Once you have set up your software, you will run the regression by selecting “Regression” after clicking the “Data Analysis” button, which usually can be found in the upper right corner in the “Data” tab as shown in the picture below.
Then, you will have to define your Y’s and X’s. These are your variables, which come from the empirical observations (e.g. the survey). In our case, as we defined above, our Y is the AP column in the picture below. That is, “rat_mal2024”, or “male labor force participation”. Complementary, our X is “index_labor7a”, which is as we stated a score of labor regulation. Do not forget to specify to Excel whether your columns do have or do not have labels and the output range. It is up to you to have Excel plotting the residuals and other relevant statistics. For now, just check on confidence level box.
Excel will generate the “Summary Output” table. This table contains the coefficients we are trying to estimate. From this point onwards you will have to be somewhat familiar with statistics in order to interpret the results.

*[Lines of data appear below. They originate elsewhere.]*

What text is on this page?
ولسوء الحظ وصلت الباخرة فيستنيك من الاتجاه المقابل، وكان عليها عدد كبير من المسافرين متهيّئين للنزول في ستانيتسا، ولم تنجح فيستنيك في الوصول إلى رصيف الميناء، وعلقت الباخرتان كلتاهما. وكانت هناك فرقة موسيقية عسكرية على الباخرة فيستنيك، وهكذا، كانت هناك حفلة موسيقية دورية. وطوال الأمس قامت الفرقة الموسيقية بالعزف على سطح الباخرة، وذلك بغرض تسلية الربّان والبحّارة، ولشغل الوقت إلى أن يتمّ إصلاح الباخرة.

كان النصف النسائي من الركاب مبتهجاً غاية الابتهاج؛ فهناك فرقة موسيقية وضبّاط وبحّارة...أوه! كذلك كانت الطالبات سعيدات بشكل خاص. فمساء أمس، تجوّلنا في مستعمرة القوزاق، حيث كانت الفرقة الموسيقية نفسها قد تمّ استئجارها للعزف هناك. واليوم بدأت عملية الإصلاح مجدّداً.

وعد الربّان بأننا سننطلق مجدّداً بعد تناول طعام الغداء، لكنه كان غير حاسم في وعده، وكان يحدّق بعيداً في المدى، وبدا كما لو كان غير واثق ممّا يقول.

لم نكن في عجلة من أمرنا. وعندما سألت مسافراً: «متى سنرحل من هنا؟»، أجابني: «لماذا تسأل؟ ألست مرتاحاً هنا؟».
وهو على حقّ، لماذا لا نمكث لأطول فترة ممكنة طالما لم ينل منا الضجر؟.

5. Hypothesis testing and confidence interval: in this step you will have to deny and reject whatever contrary argument faces your initial thoughts on the relation between earnings and learnings. In other words, you will have to reject the possibility that such a relation does not exists.
6. Forecasting and prediction: this step is a bit slippery, but you can still say something about the next person to whom you would ask the survey questions. In this step you will be able to “guess” the answer other people would give to your questionnaire with certain level of confidence.